“Your eyes are amazing, you know that? You should never shut them. Not even at night.” In real life, if a guy used this line on a woman, she would most likely bust out laughing in his face. Factor in a thick French accent, and it would be a miracle if she didn’t collapse to the floor in a gut-busting giggle fit. In “Unfaithful,” however, it’s only a matter of seconds before the target of the line is dropping her pants. That, right there, should give one a clear indication as to the strange, alien, and rather hilarious world in which Adrian Lyne’s latest erotic “drama” takes place.
I should say “dropping her muffins,” for Lyne doesn’t pass up any opportunity for the most blatant symbolism. Before dropping her pants, the very married Constance Sumner (the very sexy Diane Lane) pays a visit to the apartment studly French book dealer Paul Martel (the very skeevy Olivier Martinez), a gift bag of muffins in tow. He drops that oh-so-slick compliment to her, but she doesn’t let go of the muffin bag–not even as they slow dance–until he grabs them and throws them to the floor in an action that screams out “This is one forceful guy.” As if we didn’t gather that before, when, on a previous encounter with Connie, Paul makes her read a poem that encourages her to seize the moment, or in another encounter where he tries to seduce her with nothing less than a chicken recipe in a cookbook written in braille. Even that latter fact somehow comes to play later when Connie is shown at home burning a chicken dinner (See–the cookbook was a “slick” foreshadowing of the gradual destruction of Connie’s domestic life! How brilliantly layered! Not).
What Lyne and screenwriters Alvin Sargent and William Broyles Jr. don’t feel the need to drill into the audience’s heads is Connie’s motivation for falling into an adulterous affair. In fact, they offer no reason at all, for her businessman husband Edward (the very squinty Richard Gere) is not only attentive to her but actively attracted to her; and they have a bright young son (the very perky Erik Per Sullivan). The ambiguous irrationality on this point is one of the film’s few strengths, but leave it to Lyne to fill in the blanks by pushing the fate card extra hard. While on shopping trip in New York City, Connie and Paul are quite literally blown together by the winds of fate, and, yes, these winds are the harbinger of a larger metaphorical storm in both of their existences. The audience knows that very well going in–after all, the film *is* called “Unfaithful”–but it takes at least a full half hour of false starts and laughable failed seduction attempts by Paul (the poem, the braille) before the two get it on.
This being a film by known screen provocateur Lyne, one expects the film to come to life once the eroticism begins, and indeed it does–though not in the way intended. The first sex scene plays as a flashback intercut with Lane’s impressive depiction of Connie’s simultaneous feelings of horror and excitement on the train ride home, but the glimpses that the audiences see are more likely to incite the former than the latter–but above even that, laughter. Lyne leaves his camera to ogle Connie’s trembling belly button for a long while as Paul blows on her crotch, but her nerves don’t go away until he repeatedly commands her in that alluring accent of his, “Heet me!”–which then makes a post-argument foyer f**k later in the film hardly a twist. At least Lyne is able to see a rough restroom romp for the ribald ridiculousness that it is, earning the film its one intended laugh.

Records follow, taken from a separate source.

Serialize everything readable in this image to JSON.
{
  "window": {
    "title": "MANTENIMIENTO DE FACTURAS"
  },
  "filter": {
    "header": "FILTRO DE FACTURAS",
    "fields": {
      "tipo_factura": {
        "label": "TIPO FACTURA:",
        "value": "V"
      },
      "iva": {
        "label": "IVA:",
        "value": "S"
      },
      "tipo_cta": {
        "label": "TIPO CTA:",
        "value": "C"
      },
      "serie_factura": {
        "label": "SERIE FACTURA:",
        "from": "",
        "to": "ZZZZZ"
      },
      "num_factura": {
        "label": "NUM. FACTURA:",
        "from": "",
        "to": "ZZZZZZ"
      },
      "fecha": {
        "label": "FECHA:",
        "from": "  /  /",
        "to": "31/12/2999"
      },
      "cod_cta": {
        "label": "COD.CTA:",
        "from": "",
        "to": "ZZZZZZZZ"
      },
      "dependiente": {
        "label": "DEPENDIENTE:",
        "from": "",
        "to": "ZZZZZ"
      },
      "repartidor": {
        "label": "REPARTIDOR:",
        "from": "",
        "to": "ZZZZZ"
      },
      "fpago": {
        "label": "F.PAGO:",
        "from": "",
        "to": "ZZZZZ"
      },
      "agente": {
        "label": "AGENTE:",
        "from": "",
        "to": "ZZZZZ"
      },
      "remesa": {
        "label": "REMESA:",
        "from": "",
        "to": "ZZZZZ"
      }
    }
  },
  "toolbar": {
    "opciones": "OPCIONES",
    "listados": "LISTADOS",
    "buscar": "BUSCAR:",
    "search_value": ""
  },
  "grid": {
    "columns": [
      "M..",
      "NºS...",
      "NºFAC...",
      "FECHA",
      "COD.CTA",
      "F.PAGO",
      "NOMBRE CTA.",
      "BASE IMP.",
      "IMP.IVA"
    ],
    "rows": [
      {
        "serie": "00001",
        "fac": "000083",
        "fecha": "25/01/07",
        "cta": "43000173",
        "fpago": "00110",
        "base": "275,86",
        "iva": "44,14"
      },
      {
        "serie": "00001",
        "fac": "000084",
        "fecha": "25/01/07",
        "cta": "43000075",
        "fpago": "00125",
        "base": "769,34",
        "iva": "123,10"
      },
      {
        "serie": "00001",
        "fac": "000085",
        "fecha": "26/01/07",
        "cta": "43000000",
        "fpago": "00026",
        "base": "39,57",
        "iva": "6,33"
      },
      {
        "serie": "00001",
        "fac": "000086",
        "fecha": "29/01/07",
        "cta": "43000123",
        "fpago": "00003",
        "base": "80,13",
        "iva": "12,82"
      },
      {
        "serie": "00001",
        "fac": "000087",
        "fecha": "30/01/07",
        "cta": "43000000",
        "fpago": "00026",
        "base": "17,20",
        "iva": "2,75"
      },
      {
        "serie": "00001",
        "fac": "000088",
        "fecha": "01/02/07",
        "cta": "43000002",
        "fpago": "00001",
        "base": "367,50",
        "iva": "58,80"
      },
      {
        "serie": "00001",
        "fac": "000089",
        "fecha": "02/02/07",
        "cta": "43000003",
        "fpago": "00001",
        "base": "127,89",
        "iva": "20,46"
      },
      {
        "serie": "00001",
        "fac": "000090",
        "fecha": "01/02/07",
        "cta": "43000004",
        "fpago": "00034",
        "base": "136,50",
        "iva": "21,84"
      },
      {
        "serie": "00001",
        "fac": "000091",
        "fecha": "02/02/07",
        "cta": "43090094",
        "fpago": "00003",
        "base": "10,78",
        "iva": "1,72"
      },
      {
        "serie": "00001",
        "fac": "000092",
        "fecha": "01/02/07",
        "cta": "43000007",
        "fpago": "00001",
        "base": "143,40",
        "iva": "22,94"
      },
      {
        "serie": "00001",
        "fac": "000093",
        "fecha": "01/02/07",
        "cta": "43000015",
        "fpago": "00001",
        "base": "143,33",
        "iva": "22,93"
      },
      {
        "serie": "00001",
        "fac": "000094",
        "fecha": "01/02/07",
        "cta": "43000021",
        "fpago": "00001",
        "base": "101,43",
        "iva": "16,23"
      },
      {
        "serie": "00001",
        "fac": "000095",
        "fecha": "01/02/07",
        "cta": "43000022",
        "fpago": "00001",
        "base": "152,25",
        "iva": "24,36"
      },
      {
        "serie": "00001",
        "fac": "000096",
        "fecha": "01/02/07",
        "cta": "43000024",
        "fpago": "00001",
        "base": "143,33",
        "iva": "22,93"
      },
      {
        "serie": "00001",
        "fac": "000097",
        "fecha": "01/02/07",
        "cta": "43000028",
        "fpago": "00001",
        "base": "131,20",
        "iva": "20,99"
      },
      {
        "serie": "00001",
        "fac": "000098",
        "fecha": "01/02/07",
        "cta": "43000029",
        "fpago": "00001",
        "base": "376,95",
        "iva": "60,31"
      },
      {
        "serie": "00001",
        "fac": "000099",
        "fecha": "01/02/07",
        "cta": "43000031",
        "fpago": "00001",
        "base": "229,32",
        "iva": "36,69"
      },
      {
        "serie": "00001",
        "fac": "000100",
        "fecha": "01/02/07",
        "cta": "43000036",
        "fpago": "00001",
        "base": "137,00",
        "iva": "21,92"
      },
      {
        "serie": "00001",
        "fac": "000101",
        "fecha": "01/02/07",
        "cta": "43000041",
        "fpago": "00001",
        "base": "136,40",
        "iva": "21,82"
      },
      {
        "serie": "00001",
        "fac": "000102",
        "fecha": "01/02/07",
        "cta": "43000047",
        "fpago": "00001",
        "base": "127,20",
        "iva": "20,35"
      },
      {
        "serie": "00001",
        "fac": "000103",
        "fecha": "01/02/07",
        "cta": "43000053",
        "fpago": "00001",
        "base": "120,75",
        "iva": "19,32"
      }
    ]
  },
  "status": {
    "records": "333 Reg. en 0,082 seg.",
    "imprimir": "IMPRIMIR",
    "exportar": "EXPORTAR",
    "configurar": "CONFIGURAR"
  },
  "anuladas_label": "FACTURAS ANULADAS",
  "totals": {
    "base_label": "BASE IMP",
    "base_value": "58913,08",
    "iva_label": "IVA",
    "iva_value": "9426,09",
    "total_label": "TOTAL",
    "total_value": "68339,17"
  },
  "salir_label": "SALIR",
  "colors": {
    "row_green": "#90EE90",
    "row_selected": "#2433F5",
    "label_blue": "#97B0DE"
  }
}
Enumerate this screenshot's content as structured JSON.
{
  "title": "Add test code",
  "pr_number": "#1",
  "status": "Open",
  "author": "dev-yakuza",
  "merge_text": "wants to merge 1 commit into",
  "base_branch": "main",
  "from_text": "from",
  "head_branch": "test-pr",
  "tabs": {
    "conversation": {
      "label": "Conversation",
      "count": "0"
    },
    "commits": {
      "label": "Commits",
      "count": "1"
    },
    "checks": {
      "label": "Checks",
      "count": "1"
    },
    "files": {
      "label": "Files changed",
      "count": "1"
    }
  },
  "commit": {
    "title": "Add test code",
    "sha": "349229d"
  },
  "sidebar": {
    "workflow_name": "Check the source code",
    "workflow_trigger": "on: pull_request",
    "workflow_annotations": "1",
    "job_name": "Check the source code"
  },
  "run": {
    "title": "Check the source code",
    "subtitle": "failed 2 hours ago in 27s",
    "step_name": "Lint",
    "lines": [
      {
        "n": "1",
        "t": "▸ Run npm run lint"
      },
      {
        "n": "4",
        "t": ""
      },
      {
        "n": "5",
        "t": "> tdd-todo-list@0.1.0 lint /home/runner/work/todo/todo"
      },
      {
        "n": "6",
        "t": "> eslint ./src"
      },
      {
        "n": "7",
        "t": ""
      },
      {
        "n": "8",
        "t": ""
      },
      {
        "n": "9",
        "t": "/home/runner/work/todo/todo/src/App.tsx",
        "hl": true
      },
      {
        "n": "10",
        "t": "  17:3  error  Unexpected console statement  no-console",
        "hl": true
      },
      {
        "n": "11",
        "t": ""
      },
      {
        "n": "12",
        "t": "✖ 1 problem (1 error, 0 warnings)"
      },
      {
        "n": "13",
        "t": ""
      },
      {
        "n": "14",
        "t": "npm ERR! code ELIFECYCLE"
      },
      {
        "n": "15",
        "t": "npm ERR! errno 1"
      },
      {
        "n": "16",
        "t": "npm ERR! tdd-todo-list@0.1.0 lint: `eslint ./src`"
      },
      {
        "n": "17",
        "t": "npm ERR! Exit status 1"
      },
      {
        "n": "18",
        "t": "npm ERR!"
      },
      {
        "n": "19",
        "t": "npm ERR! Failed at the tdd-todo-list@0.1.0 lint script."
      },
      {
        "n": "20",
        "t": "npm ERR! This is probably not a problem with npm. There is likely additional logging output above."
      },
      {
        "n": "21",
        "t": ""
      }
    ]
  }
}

Too bad, though, that he saw everything else in “Unfaithful” with such self-important seriousness. Presumably is to derive from the big countdown until Edward finds out, but the idiotic character of Connie makes it no fun; not only is she a terribly unconvincing liar, she doesn’t have the sense to prepare for her afternoon booty calls until after her husband has left for work, plus she commits a crucial act of re-gifting that goes far beyond mere social faux pas. The film’s third act foray into thriller territory is also more bore than score, with Lyne and his sledgehammer pounding down points of which only those with a severe “Memento”-like short-term memory condition would need reminding.
What makes “Unfaithful” that much more of a trying sit is that the film shows flashes of potential. The premise is certainly workable (and, apparently, has worked before; the film is a reworking of Claude Chabrol’s “La Femme Infidèle”), and every now and again some genuine performance comes through, particularly by Lane, as illustrated by the previously mentioned train ride scene. At every turn, though, her valiant efforts are thwarted by a patch of atrocious dialogue or a questionable directing decision–which exposes the very reason for “Unfaithful”‘s failure: a potentially interesting project gone horribly awry in the hands of the wrong team of filmmakers.